RICORDO DI LUIGI VOLPI, ACQUAFORTISTA-PITTORE (1937-2009)


Luigi Volpi, Autoritratto

Luigi Volpi, Autoritratto

 A cinque anni dalla morte alcune iniziative (allo Spazio Bipielle e alla Biblioteca Laudense) riportano l’attenzione sulla figura artistica di Luigi Volpi, sulla quale, in diverse occasioni, in passato, ci si era soffermati. Tra queste, in occasione della mostra a Palazzo Sormani a Milano  una ventina di anni fa, che suggerì elementi di relazione tra le sue  immagini, quelle di Evaristo Baschenis  e di Willyam Bayley.
Baschenis, in particolare. Un pittore che, nel Seicento, si dedicò alle nature morte, realizzando  ripetizione di soggetti e schemi, eccellenti per la cura e l’attenzione del particolare, nella ricerca della fedele emulazione della realtà. Come lui, Volpi – che aveva insegnato tecnica pittorica al Cova di Milano -, esprimeva una ricerca della perfezione da avvicinarlo nell’abilità tecnica e nel gusto compositivo. Nella sua pittura trovammo  anche un atteggiamento – questo più concettuale -, verso l’americano Willyam Bailey. Ma mentre verso il primo egli non ha mai nascosto il proprio interesse, fino a dedicargli una serie di “omaggi”, verso l’ americano ha sempre avuto un atteggiamento di prudenza (e qualche pregiudizio). In ogni caso, conosceva perfettament il suo modo di organizzare le immagini, di esplorare problemi di luce o di disegno o di struttura della superficie, da riconoscere nelle nostre conversazioni un “ comune intenso istinto formale”.
Il richiamo alla silenziosità delle cose e della natura ha avuto in Volpi un vocabolario grafico. Anche le tecniche e le procedure adottate hanno giocato. Sarebbe tuttavia ingeneroso e improprio cogliere nel suo vocabolario solo la manualità, la precisione, l’abilità, il dominio dell’applicazione, l’uso di questo o quello strumento che l’accompagnano.
L’arte di Volpi  spazia dagli interni con figura, ai paesaggi, alle strutture (di nature morte). Un artista di vecchio stampo queste immagini le avrebbe utilizzate per esplorare problemi di luce o semplicemente di disegno.
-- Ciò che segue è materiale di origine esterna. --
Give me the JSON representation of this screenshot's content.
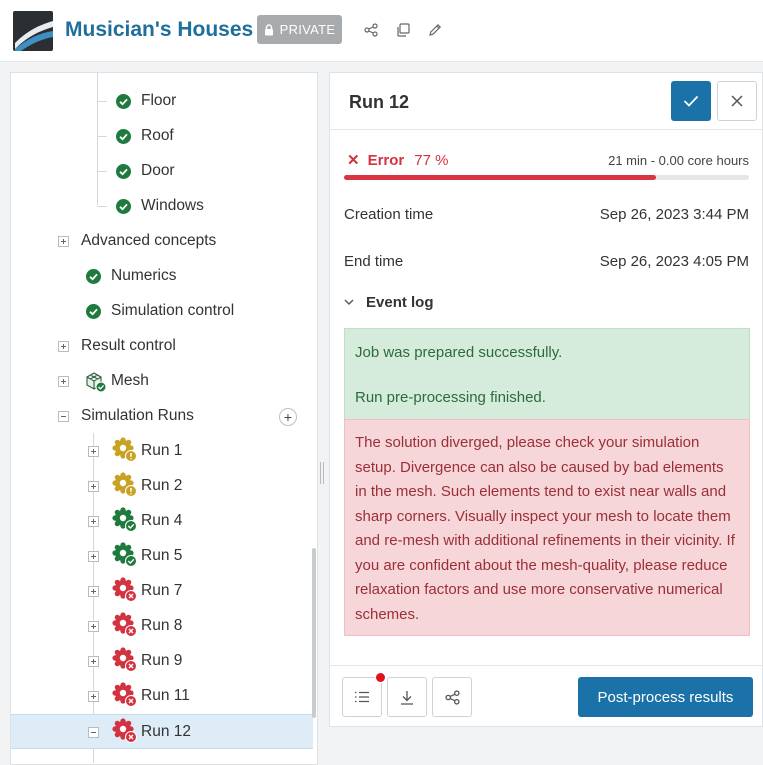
{
  "header": {
    "project_title": "Musician's Houses",
    "private_label": "PRIVATE",
    "icons": [
      "share-icon",
      "copy-icon",
      "edit-icon"
    ]
  },
  "tree": {
    "geometry_children": [
      "Floor",
      "Roof",
      "Door",
      "Windows"
    ],
    "advanced_concepts": "Advanced concepts",
    "numerics": "Numerics",
    "simulation_control": "Simulation control",
    "result_control": "Result control",
    "mesh": "Mesh",
    "simulation_runs": "Simulation Runs",
    "runs": [
      {
        "label": "Run 1",
        "status": "warning"
      },
      {
        "label": "Run 2",
        "status": "warning"
      },
      {
        "label": "Run 4",
        "status": "success"
      },
      {
        "label": "Run 5",
        "status": "success"
      },
      {
        "label": "Run 7",
        "status": "error"
      },
      {
        "label": "Run 8",
        "status": "error"
      },
      {
        "label": "Run 9",
        "status": "error"
      },
      {
        "label": "Run 11",
        "status": "error"
      },
      {
        "label": "Run 12",
        "status": "error",
        "selected": true
      }
    ]
  },
  "run": {
    "title": "Run 12",
    "status_label": "Error",
    "progress_text": "77 %",
    "progress_value": 0.77,
    "duration": "21 min - 0.00 core hours",
    "creation_label": "Creation time",
    "creation_value": "Sep 26, 2023 3:44 PM",
    "end_label": "End time",
    "end_value": "Sep 26, 2023 4:05 PM",
    "event_log_label": "Event log",
    "log_success": [
      "Job was prepared successfully.",
      "Run pre-processing finished."
    ],
    "log_error": "The solution diverged, please check your simulation setup. Divergence can also be caused by bad elements in the mesh. Such elements tend to exist near walls and sharp corners. Visually inspect your mesh to locate them and re-mesh with additional refinements in their vicinity. If you are confident about the mesh-quality, please reduce relaxation factors and use more conservative numerical schemes.",
    "post_process_label": "Post-process results"
  },
  "colors": {
    "brand": "#1f6e9c",
    "primary_button": "#1a72a8",
    "success": "#1f7a3d",
    "warning": "#c9a224",
    "error": "#d23340"
  }
}
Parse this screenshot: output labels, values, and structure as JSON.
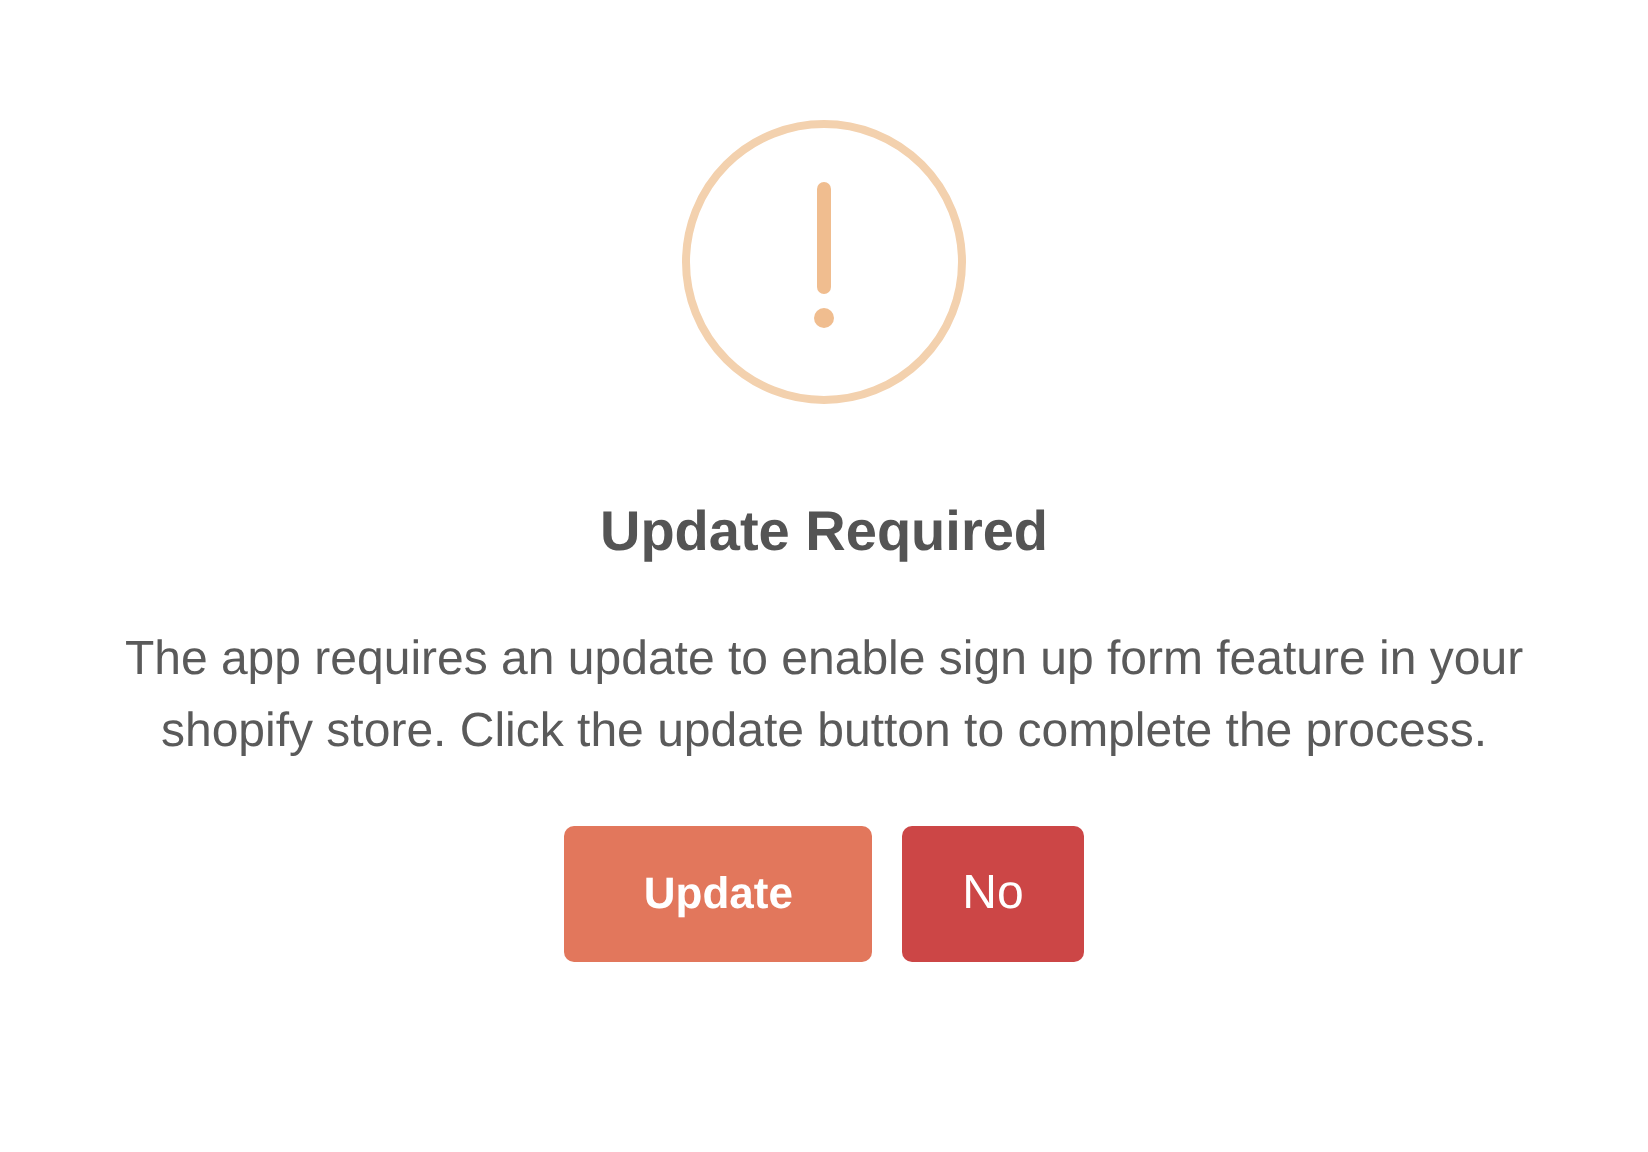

Così Baschenis e, in parte, anche Bailey.  Nei suoi dettagli puntigliosi Volpi lascia invece affiorare un freddo distacco mentale o filosofico da collocarlo in una zona ambigua fra ombra e sostanza.
La raffigurazione, quale essa sia, ha quasi sempre un tono raccolto e meditativo. Va oltre la qualità particolare delle atmosfere, tende a nascondere gli eccessi descrittivi, a suggerire occasioni di approfondimento.
Ritratti, luoghi, paesaggi, nature morte, interni,  dispiegano non solo un loro linguaggio visivo, ma fanno dichiarazione del loro rapporto col resto del nostro mondo. Non si fatica a cogliere la qualità figurativa, ma le immagini fanno soprattutto  partecipare a una dimensione poetica, concettuale e di sostanza.
Le disposizioni delle cose sono semplici tanto da diventare problematiche. Una zucca, una verza, un frutto, uno strumento musicale, un teschio animale, un interno, un ritratto hanno certamente posizioni silenziose. Compongono una struttura astratta; un ordine differente da quello semplicemente generato da un cavolo e da frutti sul tavolo ( per citare dei soggetti), benché conservino le loro posizioni illusionistiche sulla superficie, incollate dal disegno e dall’ombra.
La metafora poetica del silenzio e dello sguardo è negli interni con figura e nei ritratti. Tele e stampe offrono il segno di quel che è la trasposizione della poesia segnica in quella pittorica. Col loro mutuo e discreto linguaggio, con la loro reticente chiarezza, le “cose” dicono tutto quel che di loro importa sapere.
Se sapere è il verbo adatto, ovviamente. O tutto quello che si possa capire guardando. In particolare esse rivelano l’oscura e tenace volontà di Volpi nell’appropriarsi di esse: almeno di quelle che, fra le tante, si prestano ad essere “costruite con lo sguardo”.